As a historian in an age when history was still dominated by studies of ‘Great Men’ and battles, John was ahead of his time in paying attention to the lives of ordinary people recounted in their own words.
‘Communities where an oral tradition predominates are so much out of the experience of the modern Western world that it is extremely difficult for anyone without first-hand knowledge to imagine how a language can be cultivated without being written to any extent, or what an oral literature is like, or how it is propagated and added to from generation to generation,’ he wrote.
To John the Gaelic mind existed in a vertical plane – it had ‘historical continuity and a religious sense’, whereas the consciousness of the modern West existed in a horizontal plane – it had breadth, it knew a little about a lot, but it was concerned with purely contemporary happenings which were forgotten soon after they happened. ‘There is a profound difference between the two attitudes, which represent the different spirits of different ages, and are very much in conflict.’
Working in this ‘vertical plane’ could yield amazing results – storytellers in the Hebrides could go back 1,000 years to the Vikings for material for their stories, which they made vivid with a strong sense of reality.
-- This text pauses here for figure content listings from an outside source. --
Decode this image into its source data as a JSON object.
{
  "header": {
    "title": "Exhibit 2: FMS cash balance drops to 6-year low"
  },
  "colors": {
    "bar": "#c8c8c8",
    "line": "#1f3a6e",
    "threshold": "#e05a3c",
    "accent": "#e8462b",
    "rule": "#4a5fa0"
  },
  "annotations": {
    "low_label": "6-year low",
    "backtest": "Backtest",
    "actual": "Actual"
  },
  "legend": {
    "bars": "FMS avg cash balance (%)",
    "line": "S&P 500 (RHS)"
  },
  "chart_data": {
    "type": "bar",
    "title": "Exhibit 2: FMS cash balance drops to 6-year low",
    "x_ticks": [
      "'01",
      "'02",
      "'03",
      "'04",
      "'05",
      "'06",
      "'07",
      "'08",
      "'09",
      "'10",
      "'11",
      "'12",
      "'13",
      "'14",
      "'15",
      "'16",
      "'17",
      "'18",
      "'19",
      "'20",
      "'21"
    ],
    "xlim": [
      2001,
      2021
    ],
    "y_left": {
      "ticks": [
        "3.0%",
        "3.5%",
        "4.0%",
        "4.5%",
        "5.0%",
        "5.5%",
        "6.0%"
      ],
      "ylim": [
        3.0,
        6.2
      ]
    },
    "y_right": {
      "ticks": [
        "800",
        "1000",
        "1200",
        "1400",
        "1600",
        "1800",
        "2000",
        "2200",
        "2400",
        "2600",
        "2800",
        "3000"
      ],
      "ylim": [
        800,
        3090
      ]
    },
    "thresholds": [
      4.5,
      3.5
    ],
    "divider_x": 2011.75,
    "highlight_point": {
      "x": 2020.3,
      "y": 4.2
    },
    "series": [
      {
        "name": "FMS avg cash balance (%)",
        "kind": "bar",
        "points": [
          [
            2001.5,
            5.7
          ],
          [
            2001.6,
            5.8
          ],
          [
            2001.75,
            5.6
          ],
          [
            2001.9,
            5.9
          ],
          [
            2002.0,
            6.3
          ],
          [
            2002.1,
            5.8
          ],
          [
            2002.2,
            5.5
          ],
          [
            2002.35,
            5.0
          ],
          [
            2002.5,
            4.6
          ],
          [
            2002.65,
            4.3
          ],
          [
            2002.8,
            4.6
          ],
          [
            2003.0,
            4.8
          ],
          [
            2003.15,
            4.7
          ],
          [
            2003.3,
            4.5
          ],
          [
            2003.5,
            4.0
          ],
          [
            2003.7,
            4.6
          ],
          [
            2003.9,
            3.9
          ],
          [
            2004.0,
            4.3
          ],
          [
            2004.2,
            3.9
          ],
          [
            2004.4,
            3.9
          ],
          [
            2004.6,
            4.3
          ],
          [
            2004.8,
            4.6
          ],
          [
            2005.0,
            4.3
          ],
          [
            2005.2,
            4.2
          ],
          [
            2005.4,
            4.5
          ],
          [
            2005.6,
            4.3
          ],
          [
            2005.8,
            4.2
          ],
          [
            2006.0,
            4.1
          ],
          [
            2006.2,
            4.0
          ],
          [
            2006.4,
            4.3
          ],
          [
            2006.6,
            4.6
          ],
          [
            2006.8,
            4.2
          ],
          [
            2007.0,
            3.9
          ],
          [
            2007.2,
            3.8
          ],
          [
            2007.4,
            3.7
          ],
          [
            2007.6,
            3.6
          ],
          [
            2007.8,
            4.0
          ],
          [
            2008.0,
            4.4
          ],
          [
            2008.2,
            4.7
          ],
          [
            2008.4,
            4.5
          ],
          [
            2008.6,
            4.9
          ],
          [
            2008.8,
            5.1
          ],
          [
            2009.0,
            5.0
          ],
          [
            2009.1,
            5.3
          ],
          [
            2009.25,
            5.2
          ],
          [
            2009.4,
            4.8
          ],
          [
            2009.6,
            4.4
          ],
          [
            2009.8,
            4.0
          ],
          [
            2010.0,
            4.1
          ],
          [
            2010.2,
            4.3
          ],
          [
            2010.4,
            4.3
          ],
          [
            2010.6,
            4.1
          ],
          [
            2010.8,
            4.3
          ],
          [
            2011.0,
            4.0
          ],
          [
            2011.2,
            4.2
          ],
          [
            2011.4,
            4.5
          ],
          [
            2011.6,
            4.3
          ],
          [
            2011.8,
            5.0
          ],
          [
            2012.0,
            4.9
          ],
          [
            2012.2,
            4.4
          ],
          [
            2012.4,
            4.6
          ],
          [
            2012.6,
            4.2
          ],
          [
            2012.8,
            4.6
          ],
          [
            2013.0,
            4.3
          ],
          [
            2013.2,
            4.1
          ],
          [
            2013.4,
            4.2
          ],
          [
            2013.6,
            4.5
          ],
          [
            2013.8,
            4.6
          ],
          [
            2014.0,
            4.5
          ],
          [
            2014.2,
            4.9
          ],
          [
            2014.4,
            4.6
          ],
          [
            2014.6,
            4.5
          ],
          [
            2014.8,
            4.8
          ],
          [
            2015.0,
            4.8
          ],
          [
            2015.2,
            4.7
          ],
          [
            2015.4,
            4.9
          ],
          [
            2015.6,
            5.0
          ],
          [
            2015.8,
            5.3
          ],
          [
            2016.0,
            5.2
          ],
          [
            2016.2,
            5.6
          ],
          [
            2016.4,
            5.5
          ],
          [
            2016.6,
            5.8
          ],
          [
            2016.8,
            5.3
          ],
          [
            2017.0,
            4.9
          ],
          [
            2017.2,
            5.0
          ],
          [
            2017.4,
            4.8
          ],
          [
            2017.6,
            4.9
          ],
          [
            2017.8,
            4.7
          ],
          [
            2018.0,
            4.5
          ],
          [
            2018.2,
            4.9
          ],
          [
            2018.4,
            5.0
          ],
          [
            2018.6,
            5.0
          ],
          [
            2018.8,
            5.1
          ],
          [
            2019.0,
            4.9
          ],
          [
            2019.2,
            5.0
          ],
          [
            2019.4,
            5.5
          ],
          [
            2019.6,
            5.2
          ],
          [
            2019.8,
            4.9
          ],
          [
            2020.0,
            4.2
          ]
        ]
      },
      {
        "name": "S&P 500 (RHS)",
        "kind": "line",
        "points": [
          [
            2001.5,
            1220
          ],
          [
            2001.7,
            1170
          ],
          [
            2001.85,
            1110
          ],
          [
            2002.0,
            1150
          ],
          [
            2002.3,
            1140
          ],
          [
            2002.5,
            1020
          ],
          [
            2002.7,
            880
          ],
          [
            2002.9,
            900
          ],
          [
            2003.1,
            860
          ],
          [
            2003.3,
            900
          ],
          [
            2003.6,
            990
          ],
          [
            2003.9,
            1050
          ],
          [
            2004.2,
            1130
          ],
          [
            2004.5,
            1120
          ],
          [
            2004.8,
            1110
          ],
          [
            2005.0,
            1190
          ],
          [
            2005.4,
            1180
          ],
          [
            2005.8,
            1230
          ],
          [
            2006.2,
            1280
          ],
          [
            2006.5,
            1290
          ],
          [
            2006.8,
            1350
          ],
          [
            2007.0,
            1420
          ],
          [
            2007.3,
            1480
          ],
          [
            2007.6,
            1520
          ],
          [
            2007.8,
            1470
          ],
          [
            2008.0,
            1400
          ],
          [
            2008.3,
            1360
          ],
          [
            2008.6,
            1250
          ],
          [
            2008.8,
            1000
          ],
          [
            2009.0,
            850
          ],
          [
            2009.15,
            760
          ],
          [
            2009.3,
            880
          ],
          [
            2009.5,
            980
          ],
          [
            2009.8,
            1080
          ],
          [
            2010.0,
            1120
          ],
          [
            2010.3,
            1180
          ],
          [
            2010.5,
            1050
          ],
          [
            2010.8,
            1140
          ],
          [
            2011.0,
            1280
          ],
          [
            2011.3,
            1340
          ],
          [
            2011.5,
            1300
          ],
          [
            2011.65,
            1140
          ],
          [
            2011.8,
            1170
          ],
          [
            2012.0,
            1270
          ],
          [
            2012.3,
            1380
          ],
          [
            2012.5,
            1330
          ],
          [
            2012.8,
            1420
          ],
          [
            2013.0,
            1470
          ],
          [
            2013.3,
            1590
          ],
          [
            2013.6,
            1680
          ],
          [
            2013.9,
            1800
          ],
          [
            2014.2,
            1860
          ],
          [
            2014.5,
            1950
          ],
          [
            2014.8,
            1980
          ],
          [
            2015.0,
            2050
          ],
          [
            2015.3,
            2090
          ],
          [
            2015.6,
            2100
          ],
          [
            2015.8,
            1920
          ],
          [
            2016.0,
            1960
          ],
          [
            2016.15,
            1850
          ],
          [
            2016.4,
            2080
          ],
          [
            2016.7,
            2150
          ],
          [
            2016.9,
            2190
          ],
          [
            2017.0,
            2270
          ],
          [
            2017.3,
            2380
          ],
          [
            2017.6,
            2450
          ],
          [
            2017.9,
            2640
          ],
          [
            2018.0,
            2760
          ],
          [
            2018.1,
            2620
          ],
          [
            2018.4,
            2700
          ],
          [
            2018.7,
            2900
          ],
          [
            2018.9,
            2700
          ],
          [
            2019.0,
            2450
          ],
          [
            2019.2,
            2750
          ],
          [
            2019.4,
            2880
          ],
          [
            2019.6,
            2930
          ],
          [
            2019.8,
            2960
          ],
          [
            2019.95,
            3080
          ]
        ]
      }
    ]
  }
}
But these sources were not easy for the outsider to access. Recitals of oral tradition did not often take place in public, belonging to the fireside or everyday tasks such as rocking the cradle, milking the cows, waulking the home-made cloth, or rowing boats. To be present at these events required the collector to be trusted by the performers and invited into their homes or working lives, and that took time, patience and empathy.
The great treasure trove of folklore collected by both John and Margaret is testament to the trust and respect they inspired in Hebridean communities, and none more so than South Uist, and Barra.
One inspirational storyteller was The Coddy (less often called by his real name, John MacPherson). It was The Coddy who not only provided John Campbell with accommodation in a guest house he ran at Northbay, but was to teach him Gaelic and help him achieve the blas, fluency with the spoken language which would enable him to communicate easily with native speakers. The Coddy would also provide invaluable contacts and information. He knew everyone in the islands, was an exceptional source of news and gossip and was one of the chief tradition bearers – the teller of innumerable stories from Barra’s history and culture. John immediately liked him and found in him, perhaps a little of the father’s discipline he had lacked so far. In their lessons, when John stumbled over a phrase and retreated into English, the Coddy would hold up his hand to stop him: ‘Abair siod fhathast, Iain.’ (‘Say that again, John.’). John called him King of Barra.
It was also The Coddy who provided a turning point in John’s own story. In March 1938 he gave him the news that the Isle of Canna was for sale and would shortly be going on the market.